Präsidentin Mag. Barbara Prammer: So, meine Herren! Beide haben das Wort „Lüge" zu unterlassen. - Bitte, Herr Abgeordneter.


Abgeordneter Dipl.-Ing. Dr. Wolfgang Pirklhuber (fortsetzend): Danke, Frau Präsi­dentin! Trotzdem verweise ich auf eine schriftliche Anfragebeantwortung im Rahmen der Budgetberatungen, wo nachzulesen ist, seit wann es keine neuen Biomittel mehr gibt. Ich kann dem Kollegen Schultes diese Unterlage auch gerne zur Verfügung stellen. (Beifall bei den Grünen.)

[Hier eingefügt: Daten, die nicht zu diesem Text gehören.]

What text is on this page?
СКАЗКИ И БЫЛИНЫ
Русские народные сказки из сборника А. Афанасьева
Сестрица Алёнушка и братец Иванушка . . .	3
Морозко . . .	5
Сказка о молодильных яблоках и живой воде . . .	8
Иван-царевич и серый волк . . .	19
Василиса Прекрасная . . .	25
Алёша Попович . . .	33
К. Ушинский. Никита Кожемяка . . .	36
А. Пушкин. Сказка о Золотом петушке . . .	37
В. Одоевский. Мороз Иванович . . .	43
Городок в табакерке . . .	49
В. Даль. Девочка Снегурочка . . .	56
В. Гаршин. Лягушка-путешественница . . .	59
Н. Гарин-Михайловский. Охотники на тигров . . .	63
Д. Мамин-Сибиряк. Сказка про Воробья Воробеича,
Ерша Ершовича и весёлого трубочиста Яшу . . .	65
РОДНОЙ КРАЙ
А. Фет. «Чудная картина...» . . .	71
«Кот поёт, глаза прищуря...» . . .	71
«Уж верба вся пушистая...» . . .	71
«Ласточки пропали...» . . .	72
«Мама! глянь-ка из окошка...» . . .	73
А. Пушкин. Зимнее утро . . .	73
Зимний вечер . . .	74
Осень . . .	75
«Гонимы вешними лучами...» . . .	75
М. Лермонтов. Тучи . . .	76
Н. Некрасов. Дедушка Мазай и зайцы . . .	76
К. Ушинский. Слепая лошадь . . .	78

Und abschließend, damit Sie sehen, Herr Bundesminister, dass wir sehr konstruktiv sind, verweise ich auf unseren Entschließungsantrag vom 5. Juli 2012 - der ist ein­gebracht, liegt im Ausschuss, und ich hoffe, er wird auch einmal inhaltlich diskutiert werden -, wo wir zu jedem Aspekt dieser Agrarreform, sowohl zur ersten Säule als auch zur zweiten Säule, unsere Forderungen aufgestellt haben. Insbesondere haben wir dort gerade für die ländliche Entwicklung gefordert, dass die Kommission und auch der Rat und das Parlament diese Mittel durch Umschichtungen auf 100 Milliarden € aufstocken müssen. Das ist innerhalb des Agrarbudgets möglich, durch Umschichtung von der ersten in die zweite Säule, und eindeutig nicht durch dieses Katastrophen-Kürzungsprogramm, das Van Rompuy vorgelegt hat. Und verantwortlich für dieses Programm, das muss man auch dazusagen, ist ja der Rat.


Jetzt besteht die Chance, und dafür werden wir Grüne kämpfen, dass das Europäische Parlament in der Mitentscheidung genau jene Maßnahmen setzen wird, die es auch fordert, nämlich ausreichende Dotierung der Umweltförderungen, ausreichende Mittel für die Entwicklung des ländlichen Raums. Und da sind Sie säumig. Daher ist es ein Trauerspiel, was Sie hier aufführen, ein Trauertanz, den Sie aufführen, wenn Sie sich hier nur in die Ecke stellen und jammern, statt dass Sie Bündnisse mit jenen Regionen und jenen Ländern in Europa schließen, die für diesen Ausbau der ländlichen Entwicklung sind, wie zum Beispiel alle deutschen Bundesländer. Warum haben Sie keine Bündnisse geschaffen? Wir werden es tun. - Danke schön. (Beifall bei den Grünen sowie bei Abgeordneten der FPÖ.)